Par ailleurs, les principales faiblesses actuelles ont été rassemblées dans le document de bilan de l’action du gouvernement catalan. L’ANC constate ainsi que le gouvernement catalan destitué à la suite de l’application de l’article 155 de la Constitution espagnole n’a pas été restitué et que ni le Parlement, ni le Gouvernement, ne semblent disposés à la désobéissance nécessaire pour faire respecter la souveraineté du Parlement et pour avancer vers une proclamation effective de la République catalane.
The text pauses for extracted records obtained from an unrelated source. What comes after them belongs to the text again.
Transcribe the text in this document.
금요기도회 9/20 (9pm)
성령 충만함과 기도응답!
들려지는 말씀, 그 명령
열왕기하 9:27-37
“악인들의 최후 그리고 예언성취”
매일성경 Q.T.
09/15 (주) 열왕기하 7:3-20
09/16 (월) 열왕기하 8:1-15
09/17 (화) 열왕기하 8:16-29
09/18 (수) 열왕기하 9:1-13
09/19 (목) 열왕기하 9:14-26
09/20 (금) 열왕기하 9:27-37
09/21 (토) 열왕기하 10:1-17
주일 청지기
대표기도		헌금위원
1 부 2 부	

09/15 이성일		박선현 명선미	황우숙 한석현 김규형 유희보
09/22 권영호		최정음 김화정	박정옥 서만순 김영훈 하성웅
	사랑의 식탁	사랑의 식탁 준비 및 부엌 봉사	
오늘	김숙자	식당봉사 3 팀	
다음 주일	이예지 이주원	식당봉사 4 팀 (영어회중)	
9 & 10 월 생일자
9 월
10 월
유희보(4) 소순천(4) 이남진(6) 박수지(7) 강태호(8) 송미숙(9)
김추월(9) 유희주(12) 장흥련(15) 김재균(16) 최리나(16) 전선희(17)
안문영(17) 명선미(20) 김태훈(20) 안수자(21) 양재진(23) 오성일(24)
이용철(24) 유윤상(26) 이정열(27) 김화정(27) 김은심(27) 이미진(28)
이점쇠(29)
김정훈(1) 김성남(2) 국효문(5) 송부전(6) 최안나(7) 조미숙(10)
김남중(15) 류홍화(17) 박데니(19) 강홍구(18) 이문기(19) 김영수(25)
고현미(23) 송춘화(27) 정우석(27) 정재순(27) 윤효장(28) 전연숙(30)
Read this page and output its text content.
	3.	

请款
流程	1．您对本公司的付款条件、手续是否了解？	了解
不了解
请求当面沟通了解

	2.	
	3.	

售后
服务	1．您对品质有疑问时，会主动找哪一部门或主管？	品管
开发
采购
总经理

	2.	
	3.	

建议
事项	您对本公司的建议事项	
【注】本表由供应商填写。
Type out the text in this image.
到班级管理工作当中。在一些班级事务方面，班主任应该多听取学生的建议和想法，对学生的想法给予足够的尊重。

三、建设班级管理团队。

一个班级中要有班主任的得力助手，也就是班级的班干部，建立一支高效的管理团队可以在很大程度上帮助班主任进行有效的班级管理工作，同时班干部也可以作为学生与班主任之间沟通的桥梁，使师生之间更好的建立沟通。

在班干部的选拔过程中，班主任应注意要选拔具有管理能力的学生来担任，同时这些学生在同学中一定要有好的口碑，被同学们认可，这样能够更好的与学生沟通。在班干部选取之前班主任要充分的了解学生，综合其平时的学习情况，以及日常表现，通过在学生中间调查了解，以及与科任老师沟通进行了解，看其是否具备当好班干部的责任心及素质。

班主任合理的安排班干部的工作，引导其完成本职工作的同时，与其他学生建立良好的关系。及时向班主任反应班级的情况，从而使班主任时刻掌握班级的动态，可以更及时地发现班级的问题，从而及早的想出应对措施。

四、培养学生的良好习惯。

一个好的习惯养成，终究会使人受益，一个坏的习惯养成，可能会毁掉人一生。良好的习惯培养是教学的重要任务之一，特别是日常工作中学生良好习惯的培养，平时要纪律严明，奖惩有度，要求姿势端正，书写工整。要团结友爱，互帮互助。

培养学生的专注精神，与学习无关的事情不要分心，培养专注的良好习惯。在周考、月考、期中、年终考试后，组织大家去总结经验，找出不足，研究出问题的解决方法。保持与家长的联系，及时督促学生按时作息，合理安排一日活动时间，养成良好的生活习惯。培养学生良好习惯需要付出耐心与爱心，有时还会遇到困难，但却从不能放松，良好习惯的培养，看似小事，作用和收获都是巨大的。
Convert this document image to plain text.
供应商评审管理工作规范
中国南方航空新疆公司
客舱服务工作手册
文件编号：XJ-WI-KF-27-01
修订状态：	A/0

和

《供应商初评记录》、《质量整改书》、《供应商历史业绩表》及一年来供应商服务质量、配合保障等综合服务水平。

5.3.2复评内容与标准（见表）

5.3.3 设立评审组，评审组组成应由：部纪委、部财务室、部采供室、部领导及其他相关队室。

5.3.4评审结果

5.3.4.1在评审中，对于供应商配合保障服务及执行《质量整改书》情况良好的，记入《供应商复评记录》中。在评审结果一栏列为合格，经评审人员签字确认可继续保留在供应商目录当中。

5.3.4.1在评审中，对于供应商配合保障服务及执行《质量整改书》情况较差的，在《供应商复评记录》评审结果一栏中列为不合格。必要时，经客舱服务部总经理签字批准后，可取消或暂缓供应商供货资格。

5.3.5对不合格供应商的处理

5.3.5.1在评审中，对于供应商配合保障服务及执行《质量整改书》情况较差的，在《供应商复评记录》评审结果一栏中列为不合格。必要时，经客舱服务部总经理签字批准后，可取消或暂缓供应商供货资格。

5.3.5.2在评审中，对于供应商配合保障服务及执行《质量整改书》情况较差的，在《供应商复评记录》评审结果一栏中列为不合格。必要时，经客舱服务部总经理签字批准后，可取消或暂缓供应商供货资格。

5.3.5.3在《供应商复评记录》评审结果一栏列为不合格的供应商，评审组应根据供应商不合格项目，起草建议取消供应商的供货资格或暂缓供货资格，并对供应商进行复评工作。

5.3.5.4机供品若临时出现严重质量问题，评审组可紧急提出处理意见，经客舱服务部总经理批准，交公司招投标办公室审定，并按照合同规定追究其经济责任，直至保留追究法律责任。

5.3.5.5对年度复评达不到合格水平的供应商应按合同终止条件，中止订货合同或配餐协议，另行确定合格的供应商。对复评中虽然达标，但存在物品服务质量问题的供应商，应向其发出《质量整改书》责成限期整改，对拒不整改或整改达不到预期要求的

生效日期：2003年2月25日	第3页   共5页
Devant cette situation d’absence de concrétisation et d’absence manifeste de stratégie partagée du Gouvernement, l’ANC prie instamment le président de la Generalitat et le gouvernement de la Catalogne de retrouver l’unité d’action, de mettre en marche à Waterloo le Conseil de la République dont la création avait été annoncée et d’en présenter la structure et les fonctions. Elle demande également au Gouvernement catalan qu’il fixe, avant le 21 décembre prochain, une stratégie unique et transparente de gouvernement permettant la mise en œuvre de la République catalane. Elle lui demande de partager cette stratégie et de la coordonner tactiquement avec l’ensemble des acteurs politiques et des entités engagés dans la mise en œuvre effective de la République déclarée le 27 octobre 2017.
Si après le 21 décembre prochain le Gouvernement persiste dans cette disparité manifeste et déconcertante de critères stratégiques de futur qui est actuellement la sienne et s’il continue d’employer un langage passionné dans sa forme, mais très éloigné de l’action d’un gouvernement qui s’obstine dans l’autonomisme et qui légitime l’action répressive de l’État espagnol, l’ANC cessera de l’appuyer et sera extrêmement critique et exigeante envers la façon dont celui-ci accomplira son mandat, en organisant le cas échéant des manifestations qui reflèteront cette orientation.
Nous demanderons au Gouvernement que ceux et celles qui ne se sentiront pas en mesure de poursuivre sur la voie d’un procés (processus) transparent d’actions gouvernementales conduisant à la proclamation effective de la République catalane fassent un pas sur le côté et laissent leur place au sein de celui-ci à des personnes qui seront disposées à poursuivre une action plus ferme, et à assumer tous les risques inhérents à la désobéissance.
Projet stratégique
Sur la base des points forts et des faiblesses identifiés et compte tenu du contexte actuel, l’ANC a élaboré un projet stratégique basé sur différents scénarios. Elle identifie ainsi seulement trois scénarios pouvant conduire à l’indépendance effective : un référendum négocié avec l’État espagnol à la suite d’une négociation bilatérale directe, un référendum négocié avec l’État espagnol impulsé par un organisme international et la voie unilatérale.
L’ANC a voulu mettre en évidence que rechercher à étendre la base sociale n’était pas un scénario en soi. Même si nous étions 80% à la vouloir, l’indépendance nous ne serait pas donnée et nous devrions nous rattacher à l’un des trois scénarios ci-dessus. En outre, l’ANC comprend que chercher à réduire les tensions et prétendre à une normalisation dans le contexte actuel n’est qu’une mesure dilatoire et démobilisatrice qui n’aurait aucun effet positif pour atteindre l’objectif recherché.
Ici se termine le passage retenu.